Bütün bu imha hareketinin karşısında, gerçekten büyük güç olan Türk diri güçleri ne yapıyorlar? Susuyorlar. Cinayetlerin, haksızlıkların, yozlaşmaların karşısında Türk diri güçleri ellerini kollarını bağlamışlar, susuyorlar. Osmanağa Camisinde bir cenazeye giden yaşlı Kübalı ayağa kalkıp bağırıyor da bizim ilericilerimiz, diri güçlerimiz azıcık parmaklarını kıpırdatıyorlar.

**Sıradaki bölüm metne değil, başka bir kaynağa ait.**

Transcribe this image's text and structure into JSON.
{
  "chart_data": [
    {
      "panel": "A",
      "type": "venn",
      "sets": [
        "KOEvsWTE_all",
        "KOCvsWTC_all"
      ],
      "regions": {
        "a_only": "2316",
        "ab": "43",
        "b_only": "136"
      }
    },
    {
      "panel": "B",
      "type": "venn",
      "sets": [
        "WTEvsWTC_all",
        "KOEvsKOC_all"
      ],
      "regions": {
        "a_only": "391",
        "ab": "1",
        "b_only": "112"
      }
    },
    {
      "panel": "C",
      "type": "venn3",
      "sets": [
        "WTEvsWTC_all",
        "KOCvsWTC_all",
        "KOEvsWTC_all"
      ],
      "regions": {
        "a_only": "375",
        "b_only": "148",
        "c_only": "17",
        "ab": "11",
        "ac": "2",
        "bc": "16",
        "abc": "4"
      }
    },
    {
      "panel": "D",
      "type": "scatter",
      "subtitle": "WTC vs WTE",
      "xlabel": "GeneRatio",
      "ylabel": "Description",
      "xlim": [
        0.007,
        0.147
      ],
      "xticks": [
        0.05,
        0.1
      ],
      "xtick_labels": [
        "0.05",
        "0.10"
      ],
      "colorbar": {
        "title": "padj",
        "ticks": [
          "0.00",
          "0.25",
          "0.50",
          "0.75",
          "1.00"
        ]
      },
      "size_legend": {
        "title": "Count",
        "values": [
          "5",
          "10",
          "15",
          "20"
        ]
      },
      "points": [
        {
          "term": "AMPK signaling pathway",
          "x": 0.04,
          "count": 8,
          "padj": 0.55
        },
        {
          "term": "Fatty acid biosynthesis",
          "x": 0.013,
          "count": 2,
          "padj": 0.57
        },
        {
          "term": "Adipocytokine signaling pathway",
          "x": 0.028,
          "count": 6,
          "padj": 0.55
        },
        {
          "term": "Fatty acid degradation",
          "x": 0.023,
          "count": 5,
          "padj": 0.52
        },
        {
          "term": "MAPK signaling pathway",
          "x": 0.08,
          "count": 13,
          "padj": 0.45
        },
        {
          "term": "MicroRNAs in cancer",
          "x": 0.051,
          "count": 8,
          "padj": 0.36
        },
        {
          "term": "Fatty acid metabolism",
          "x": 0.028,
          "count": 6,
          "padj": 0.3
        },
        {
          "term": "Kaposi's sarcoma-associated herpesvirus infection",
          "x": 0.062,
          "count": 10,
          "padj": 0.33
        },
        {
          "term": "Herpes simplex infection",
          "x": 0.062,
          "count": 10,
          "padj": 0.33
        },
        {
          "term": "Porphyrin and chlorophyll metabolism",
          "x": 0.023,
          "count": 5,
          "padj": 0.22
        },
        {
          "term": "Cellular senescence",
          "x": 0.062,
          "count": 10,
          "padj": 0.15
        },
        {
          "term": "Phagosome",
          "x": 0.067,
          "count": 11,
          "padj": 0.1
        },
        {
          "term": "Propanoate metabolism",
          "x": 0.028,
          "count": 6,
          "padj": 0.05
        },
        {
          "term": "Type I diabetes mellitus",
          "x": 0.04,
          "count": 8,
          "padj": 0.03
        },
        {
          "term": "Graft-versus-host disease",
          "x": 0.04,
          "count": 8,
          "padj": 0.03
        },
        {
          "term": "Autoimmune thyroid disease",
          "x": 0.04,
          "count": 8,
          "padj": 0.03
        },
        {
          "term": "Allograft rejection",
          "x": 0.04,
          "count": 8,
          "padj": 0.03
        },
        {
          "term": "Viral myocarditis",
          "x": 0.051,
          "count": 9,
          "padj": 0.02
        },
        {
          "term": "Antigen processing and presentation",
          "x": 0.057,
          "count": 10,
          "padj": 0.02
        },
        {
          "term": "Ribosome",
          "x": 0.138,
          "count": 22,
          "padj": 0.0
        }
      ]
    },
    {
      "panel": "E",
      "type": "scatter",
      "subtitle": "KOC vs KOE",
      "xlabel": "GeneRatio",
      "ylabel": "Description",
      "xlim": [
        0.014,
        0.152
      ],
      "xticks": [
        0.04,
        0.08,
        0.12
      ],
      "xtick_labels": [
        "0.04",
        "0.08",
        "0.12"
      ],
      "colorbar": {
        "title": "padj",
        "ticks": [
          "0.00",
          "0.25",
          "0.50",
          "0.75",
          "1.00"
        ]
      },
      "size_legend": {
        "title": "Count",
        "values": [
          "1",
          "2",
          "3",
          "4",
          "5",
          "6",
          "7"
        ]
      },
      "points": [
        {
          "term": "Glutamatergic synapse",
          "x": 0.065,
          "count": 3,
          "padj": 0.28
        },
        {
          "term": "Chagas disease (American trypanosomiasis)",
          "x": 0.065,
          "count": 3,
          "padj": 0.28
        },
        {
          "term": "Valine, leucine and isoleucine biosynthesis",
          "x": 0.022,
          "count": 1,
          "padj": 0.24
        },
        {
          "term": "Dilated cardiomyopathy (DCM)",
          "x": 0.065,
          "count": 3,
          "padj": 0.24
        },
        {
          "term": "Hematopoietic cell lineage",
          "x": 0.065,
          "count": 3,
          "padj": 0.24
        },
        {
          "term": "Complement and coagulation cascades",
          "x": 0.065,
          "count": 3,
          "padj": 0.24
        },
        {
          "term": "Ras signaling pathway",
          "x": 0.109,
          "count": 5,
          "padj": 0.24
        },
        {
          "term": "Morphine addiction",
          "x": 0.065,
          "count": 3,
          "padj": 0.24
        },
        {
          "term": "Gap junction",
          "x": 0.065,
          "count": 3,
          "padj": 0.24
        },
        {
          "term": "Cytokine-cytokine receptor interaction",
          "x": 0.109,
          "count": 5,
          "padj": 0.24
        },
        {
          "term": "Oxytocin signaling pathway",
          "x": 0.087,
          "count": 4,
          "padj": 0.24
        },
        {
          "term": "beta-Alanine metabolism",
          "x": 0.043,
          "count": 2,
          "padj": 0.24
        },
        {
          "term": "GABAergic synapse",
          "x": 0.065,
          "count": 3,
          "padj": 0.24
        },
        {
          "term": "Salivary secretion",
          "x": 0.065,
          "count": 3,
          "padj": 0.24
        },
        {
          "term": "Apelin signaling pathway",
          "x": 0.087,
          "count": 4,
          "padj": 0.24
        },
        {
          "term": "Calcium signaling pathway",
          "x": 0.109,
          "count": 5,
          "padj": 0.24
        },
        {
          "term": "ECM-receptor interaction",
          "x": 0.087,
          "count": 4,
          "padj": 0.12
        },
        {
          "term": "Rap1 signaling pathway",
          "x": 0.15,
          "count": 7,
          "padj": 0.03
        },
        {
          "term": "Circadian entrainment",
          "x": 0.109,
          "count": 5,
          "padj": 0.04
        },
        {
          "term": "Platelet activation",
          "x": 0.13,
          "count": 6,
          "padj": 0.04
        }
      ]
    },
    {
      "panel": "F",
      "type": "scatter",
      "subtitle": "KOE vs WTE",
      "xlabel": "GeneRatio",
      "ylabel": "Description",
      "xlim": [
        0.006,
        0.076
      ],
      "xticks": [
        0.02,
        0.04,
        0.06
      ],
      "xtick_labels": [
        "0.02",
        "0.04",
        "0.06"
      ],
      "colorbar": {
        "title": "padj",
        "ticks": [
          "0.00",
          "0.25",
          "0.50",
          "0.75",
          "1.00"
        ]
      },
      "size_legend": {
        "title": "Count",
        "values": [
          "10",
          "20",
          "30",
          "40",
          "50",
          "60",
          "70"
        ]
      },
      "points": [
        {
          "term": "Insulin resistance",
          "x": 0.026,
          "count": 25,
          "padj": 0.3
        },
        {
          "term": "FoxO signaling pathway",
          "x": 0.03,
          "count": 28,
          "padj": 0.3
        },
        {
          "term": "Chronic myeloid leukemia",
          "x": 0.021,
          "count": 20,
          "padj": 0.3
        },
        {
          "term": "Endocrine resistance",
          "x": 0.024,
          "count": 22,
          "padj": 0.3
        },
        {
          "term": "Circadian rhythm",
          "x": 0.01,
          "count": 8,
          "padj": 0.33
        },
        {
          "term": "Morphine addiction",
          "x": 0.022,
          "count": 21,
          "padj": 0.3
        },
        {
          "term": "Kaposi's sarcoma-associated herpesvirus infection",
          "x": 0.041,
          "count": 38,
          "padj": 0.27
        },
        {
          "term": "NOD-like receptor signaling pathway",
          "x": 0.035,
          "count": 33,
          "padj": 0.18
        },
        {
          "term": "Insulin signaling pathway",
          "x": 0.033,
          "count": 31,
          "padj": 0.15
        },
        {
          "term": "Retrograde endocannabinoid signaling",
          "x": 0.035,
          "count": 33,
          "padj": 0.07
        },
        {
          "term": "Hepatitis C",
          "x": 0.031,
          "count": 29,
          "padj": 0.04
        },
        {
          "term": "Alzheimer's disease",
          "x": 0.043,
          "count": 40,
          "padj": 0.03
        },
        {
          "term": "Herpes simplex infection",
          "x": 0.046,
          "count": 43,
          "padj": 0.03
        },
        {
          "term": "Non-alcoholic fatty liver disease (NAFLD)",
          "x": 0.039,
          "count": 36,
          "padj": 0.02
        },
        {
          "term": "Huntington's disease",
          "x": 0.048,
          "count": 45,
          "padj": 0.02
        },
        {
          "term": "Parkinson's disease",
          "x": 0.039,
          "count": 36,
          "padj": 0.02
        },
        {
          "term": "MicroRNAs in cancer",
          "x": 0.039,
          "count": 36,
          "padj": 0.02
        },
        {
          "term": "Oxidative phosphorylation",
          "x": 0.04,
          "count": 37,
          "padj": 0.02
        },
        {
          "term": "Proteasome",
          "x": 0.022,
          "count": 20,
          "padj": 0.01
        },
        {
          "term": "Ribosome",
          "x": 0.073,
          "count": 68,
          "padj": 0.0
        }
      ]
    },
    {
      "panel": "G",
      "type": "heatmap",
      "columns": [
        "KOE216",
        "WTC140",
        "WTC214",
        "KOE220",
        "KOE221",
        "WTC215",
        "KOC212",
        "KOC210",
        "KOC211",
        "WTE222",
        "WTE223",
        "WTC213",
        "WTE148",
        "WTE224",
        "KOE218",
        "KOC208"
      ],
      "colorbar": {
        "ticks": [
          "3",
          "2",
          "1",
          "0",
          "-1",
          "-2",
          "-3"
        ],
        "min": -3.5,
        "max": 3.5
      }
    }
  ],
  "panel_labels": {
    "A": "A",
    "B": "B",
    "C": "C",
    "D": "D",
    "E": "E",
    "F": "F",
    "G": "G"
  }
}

Türkiye bilinçli olarak her yönüyle ölüme götürülüyor. Bu bilimsel bir gerçektir. Komprador ekonomisi bir milletin kan damarlarını usul usul kesme, kurutma ekonomisidir. Yurdun bütün yeraltı, yerüstü servetlerinin kompradorlarca, onların eliyle de dış sömürücülerce yağmalanmasıdır. Komprador ekonomisi yalnız ve yalnız bir sağma, hiçbir değer yaratmama ekonomisidir. Böyle bir düzen her yönüyle bir milleti öldürür, yok eder, haritadan siler. Bundan kurtulmanın on tane yolu yoktur. Bir tektir. O da sosyalist düzene geçmek.

1968 Yaşar Kemal Kaynak: Ustadır Arı


*Vedat Demircioğlu (d. 5 Mart 1943, Taşkent, Konya), Altıncı Filo’yu Protesto Olayları sırasında ölen öğrenci. 17 Temmuz tarihinde Altıncı Filo’yu Protesto Olayları sırasında polisin İTÜ Gümüşsuyu öğrenci yurduna yaptığı baskın sırasında ikinci kat penceresinden atıldı ve sonrasında Taksim İlk Yardım Hastanesine kaldırıldı. Komaya giren Demircioğlu 24 Temmuz’da yaşamını yitirdi.